かつて重要な通信手段として活躍した伝書鳩はあのドバトと同じなのか?もし、伝書鳩とドバトが違うものだとすれば、通信用に使われなくなった伝書鳩はその後どうなったのか?そもそも、鳩はいつ頃まで通信に使われて来たのか?新聞社や通信社以外でも鳩を通信手段として使っていた事例はあるのか?
・鳩の飛翔速度に関しては、地形、風速、気象条件等でかなり差があるが、平均すると分速一千メートル、時速にして約60キロと言われている。ただし、過去のレースの優勝記録を見ると、追い風を受けた時の最高時速は100キロを上回り、150キロ台に達することもある。
・不思議なことに、鳩は一年中一定の地域に棲息する「留鳥」であって、渡り鳥ではない。つまり渡り鳥が毎年決まった時期に特定の方角へ飛んで行くのに対して、鳩は一年を通じて東西南北のどの方角からでも自分の巣の場所を察知して飛んでいるのである。

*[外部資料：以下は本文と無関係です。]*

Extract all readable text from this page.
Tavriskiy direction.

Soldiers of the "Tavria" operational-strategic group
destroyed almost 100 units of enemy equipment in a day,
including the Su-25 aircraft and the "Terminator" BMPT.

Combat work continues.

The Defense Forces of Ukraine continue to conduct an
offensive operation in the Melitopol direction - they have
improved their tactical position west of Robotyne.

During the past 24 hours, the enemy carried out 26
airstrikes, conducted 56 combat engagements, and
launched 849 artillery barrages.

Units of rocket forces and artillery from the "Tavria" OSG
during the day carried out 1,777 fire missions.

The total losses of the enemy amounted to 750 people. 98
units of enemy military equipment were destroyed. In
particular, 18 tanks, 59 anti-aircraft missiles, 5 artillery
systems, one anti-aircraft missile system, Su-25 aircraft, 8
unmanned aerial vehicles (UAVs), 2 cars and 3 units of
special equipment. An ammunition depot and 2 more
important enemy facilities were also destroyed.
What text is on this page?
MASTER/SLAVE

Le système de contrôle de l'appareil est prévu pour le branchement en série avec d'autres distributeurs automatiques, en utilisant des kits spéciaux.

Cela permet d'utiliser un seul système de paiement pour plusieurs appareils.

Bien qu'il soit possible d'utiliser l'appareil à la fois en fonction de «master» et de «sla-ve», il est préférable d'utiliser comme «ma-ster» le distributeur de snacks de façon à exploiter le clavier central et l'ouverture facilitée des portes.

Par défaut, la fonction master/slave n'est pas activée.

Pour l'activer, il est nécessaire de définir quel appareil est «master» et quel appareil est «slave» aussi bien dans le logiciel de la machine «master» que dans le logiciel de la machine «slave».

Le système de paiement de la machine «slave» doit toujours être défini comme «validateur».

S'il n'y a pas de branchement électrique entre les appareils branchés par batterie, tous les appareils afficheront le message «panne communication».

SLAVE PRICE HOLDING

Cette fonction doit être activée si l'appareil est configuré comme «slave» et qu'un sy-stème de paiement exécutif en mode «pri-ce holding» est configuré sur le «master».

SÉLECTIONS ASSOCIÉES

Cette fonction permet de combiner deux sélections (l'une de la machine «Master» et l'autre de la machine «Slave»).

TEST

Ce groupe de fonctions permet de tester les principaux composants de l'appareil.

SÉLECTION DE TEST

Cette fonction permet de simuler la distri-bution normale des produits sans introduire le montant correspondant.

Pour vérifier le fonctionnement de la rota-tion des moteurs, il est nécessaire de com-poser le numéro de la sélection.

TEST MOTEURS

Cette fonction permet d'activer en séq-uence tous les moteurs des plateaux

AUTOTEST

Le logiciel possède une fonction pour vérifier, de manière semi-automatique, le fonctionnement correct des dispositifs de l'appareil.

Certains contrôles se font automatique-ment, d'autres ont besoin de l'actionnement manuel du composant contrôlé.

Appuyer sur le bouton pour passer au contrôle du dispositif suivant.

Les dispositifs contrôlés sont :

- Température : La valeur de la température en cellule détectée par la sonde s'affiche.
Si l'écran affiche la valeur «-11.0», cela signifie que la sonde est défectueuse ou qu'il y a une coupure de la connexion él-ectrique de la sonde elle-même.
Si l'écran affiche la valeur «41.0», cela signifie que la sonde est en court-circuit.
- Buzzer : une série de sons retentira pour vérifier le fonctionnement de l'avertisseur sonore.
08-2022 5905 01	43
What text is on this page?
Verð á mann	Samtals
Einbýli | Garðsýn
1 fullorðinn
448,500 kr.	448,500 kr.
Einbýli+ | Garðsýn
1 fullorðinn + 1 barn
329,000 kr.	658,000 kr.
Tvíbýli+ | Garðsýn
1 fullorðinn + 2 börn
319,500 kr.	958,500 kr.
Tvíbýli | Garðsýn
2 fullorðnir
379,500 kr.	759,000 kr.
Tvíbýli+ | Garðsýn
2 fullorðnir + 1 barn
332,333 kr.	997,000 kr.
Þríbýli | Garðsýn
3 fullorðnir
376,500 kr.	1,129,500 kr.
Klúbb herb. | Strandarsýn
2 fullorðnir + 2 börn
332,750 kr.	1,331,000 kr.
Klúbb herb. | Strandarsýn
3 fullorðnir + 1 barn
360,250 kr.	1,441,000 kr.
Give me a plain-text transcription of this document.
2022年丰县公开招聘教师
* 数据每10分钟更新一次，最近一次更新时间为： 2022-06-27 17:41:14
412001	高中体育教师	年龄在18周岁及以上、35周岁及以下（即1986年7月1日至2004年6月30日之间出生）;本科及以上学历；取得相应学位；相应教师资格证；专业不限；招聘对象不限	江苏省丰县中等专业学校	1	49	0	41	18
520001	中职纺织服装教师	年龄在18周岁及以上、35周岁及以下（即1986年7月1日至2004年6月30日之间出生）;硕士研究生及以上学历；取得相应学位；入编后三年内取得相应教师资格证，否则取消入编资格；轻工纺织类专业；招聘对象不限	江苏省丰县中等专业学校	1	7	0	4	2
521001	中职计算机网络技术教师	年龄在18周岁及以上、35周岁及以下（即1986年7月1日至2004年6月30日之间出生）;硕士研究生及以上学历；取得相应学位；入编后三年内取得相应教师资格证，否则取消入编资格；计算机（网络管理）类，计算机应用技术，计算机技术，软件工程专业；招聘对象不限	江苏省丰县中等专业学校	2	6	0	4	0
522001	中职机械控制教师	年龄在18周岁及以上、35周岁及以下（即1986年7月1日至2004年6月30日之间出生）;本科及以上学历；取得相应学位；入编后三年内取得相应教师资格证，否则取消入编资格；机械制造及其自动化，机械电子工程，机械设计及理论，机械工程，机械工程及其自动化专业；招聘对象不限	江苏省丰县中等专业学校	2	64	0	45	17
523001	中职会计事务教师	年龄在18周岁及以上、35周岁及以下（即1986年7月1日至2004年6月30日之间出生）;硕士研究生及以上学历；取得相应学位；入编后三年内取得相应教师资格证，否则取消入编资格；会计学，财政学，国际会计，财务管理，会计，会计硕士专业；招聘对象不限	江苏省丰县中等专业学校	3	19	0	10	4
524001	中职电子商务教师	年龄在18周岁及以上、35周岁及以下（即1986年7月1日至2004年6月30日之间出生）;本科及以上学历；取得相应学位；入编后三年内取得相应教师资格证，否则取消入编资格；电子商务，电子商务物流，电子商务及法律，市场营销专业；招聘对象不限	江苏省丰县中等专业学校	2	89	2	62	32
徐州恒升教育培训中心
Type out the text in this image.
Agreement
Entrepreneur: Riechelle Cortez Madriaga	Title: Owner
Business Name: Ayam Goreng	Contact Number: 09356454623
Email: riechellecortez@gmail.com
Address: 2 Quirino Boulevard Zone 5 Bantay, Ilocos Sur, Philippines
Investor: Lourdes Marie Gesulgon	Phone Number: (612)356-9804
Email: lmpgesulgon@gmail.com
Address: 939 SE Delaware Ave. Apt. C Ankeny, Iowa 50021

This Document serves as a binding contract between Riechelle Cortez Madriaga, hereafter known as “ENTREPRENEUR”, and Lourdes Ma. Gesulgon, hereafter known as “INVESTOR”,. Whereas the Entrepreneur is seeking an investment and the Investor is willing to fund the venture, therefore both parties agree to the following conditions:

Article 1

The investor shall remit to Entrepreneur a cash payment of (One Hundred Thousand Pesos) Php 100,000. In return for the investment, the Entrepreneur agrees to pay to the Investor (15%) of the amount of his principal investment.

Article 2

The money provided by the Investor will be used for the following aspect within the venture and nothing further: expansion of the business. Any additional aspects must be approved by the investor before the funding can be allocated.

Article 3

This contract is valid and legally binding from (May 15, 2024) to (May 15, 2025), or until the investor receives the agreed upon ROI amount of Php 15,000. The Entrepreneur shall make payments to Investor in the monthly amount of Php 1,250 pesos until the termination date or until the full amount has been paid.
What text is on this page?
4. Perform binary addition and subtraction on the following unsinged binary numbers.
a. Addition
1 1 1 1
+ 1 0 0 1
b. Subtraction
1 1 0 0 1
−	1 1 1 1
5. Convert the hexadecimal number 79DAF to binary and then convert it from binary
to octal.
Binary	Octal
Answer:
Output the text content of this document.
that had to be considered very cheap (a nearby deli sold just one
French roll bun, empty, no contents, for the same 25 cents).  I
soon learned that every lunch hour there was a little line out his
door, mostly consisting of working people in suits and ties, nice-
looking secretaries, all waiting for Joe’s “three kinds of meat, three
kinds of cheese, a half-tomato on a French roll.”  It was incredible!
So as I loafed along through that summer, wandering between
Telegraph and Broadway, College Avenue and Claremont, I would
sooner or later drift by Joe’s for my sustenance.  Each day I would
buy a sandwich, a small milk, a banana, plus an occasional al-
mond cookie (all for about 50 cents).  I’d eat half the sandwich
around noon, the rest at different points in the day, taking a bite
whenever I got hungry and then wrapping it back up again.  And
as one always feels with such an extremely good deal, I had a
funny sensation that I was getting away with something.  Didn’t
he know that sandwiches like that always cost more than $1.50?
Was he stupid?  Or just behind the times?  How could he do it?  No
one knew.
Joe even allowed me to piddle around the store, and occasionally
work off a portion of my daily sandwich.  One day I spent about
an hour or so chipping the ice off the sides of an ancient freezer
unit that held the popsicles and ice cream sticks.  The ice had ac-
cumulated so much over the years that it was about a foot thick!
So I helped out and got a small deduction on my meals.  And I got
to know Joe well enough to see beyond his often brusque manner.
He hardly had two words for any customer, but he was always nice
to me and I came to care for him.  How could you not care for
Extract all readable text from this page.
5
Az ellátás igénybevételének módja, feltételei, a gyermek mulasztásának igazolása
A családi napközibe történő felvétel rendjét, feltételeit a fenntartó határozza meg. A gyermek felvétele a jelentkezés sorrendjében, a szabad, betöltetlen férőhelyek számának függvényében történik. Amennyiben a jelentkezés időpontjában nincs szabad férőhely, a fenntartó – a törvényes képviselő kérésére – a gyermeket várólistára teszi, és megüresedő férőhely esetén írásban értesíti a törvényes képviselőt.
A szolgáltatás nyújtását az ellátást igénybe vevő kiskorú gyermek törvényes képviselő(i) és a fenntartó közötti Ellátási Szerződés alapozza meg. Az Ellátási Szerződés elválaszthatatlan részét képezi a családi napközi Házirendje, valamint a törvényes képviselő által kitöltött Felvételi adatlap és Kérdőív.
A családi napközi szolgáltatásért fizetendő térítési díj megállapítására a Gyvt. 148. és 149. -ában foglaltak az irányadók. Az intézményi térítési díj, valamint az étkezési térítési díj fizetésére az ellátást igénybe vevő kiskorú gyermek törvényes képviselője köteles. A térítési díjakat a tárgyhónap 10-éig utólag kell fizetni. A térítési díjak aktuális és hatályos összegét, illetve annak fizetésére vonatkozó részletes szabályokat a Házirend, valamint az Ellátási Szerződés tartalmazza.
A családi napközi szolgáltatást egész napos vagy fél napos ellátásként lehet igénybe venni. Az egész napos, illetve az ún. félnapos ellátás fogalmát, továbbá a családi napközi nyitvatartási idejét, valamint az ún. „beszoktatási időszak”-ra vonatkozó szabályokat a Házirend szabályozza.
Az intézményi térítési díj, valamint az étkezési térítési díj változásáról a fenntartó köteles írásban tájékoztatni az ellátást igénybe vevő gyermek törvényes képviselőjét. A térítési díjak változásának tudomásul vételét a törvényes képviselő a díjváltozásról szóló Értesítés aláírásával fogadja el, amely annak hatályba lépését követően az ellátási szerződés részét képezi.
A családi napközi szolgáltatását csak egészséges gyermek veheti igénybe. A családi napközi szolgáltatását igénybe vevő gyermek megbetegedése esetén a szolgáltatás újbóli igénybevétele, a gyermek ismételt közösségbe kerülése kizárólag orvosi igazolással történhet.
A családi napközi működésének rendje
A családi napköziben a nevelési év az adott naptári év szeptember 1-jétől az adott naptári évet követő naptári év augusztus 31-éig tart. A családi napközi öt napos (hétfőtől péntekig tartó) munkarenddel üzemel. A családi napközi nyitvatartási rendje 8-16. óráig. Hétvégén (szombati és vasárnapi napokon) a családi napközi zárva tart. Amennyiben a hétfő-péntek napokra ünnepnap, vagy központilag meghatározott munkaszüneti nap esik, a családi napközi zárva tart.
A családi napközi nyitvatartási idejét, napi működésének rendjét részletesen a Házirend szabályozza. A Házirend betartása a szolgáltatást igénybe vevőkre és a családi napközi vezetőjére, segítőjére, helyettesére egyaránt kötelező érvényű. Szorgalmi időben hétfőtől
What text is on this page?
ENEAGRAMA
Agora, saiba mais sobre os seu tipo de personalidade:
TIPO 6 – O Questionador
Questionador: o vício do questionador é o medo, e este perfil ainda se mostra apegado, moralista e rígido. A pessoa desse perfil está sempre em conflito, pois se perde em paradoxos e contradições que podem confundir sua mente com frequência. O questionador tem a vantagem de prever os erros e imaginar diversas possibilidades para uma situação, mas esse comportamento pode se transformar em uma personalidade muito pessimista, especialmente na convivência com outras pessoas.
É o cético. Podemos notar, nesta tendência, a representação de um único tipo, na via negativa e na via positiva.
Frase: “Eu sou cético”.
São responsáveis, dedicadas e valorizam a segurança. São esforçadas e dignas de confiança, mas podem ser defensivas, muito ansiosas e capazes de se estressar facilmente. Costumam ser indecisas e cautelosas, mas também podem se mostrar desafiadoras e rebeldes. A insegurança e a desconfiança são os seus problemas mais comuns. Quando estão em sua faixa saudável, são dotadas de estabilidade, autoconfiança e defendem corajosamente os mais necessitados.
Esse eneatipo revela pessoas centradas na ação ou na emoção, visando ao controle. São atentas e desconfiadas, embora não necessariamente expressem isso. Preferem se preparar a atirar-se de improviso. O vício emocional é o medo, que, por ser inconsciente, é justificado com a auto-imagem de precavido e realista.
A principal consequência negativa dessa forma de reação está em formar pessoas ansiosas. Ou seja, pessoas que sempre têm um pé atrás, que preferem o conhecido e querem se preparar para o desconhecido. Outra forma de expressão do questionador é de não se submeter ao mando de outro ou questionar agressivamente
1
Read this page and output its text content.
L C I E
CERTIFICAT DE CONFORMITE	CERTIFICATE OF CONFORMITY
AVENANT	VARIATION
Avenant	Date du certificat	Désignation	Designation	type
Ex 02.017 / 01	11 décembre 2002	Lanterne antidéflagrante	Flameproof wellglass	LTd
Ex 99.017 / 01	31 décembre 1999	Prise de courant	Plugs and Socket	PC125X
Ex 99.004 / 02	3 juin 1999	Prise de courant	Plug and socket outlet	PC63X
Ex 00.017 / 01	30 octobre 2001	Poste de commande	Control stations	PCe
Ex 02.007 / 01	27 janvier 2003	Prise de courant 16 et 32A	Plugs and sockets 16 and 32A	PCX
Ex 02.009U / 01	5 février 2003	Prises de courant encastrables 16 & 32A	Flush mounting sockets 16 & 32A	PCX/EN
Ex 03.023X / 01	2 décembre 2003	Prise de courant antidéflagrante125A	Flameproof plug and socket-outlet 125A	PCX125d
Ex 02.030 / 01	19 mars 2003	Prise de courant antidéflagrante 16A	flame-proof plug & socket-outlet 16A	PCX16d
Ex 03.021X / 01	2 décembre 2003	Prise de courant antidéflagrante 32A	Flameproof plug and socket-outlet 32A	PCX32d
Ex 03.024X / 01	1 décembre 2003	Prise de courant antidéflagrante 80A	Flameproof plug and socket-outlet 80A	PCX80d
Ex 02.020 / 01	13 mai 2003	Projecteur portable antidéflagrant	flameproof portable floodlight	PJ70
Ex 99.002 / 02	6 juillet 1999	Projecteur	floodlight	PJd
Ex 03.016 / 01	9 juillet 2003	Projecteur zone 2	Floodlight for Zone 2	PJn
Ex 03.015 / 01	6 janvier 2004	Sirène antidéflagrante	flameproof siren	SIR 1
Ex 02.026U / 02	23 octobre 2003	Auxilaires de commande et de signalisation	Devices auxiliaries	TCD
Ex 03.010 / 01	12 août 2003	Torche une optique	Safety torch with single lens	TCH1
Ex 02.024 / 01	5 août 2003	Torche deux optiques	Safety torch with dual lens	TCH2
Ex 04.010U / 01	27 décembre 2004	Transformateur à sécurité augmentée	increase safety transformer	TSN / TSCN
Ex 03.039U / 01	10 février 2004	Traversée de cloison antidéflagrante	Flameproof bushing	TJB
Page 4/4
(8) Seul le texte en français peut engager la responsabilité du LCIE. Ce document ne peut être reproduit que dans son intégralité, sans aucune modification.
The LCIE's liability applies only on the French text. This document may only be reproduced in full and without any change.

・伝書鳩による通信の種類には大きく分けて、①片道通信 ②往復通信 ③移動通信 ④夜間通信 の4つがある。この中で最も一般的なものは片道通信だが、往復通信というのは、二ヶ所に分けて設けられた鳩舎の間を鳩が往復するように訓練した特殊な通信法である。
・鳩を飛ばすのを見たアメリカの通信社の記者に、ヘリコプターを使えばいいのに、と馬鹿にするように言われたこともあったという。その当時、日本の新聞社も通信社も、ヘリコプターを所有する余裕などとてもなかった。その代わりに、日夜繰り返された熾烈なスクープ合戦を支えたのは鳩の活躍だったのである。
・普通、鳩の寿命は約10年、長生きすれば20年も生きると言われているが、新聞社の伝書鳩は短命で平均5〜6年とかなり短い。実は鳴かず飛ばずで成績の悪い鳩ほど長生きする。よく働いてくれる鳩は悪天候や海上や山越えなどの苛酷な条件で飛ぶことになり、そこで好成績を残せば、さらに出動回数は増える。人間に貢献する優秀な鳩ほど、その人間が課す重労働のために寿命を縮めてしまうわけで、何とも切ない気持ちに箚せられる。
・一羽の鳩に一枚のフィルムを託して、それが無事に届くことを祈りながら、カメラマンが鳩を大空に飛ばしていた頃のことを思うと、一枚の写真の持つ重みもそれだけ軽くなったと感じるのは、私の個人的な感傷だろうか。
「新聞社・通信社の鳩便」「軍用伝書鳩」ってあったんだね。ハトちゃん、すごい!まさに「鳩トリック」だね。(笑)この事実はは元号が変わっても残しておかなきゃいけない事実。超オススメです!(・o・)!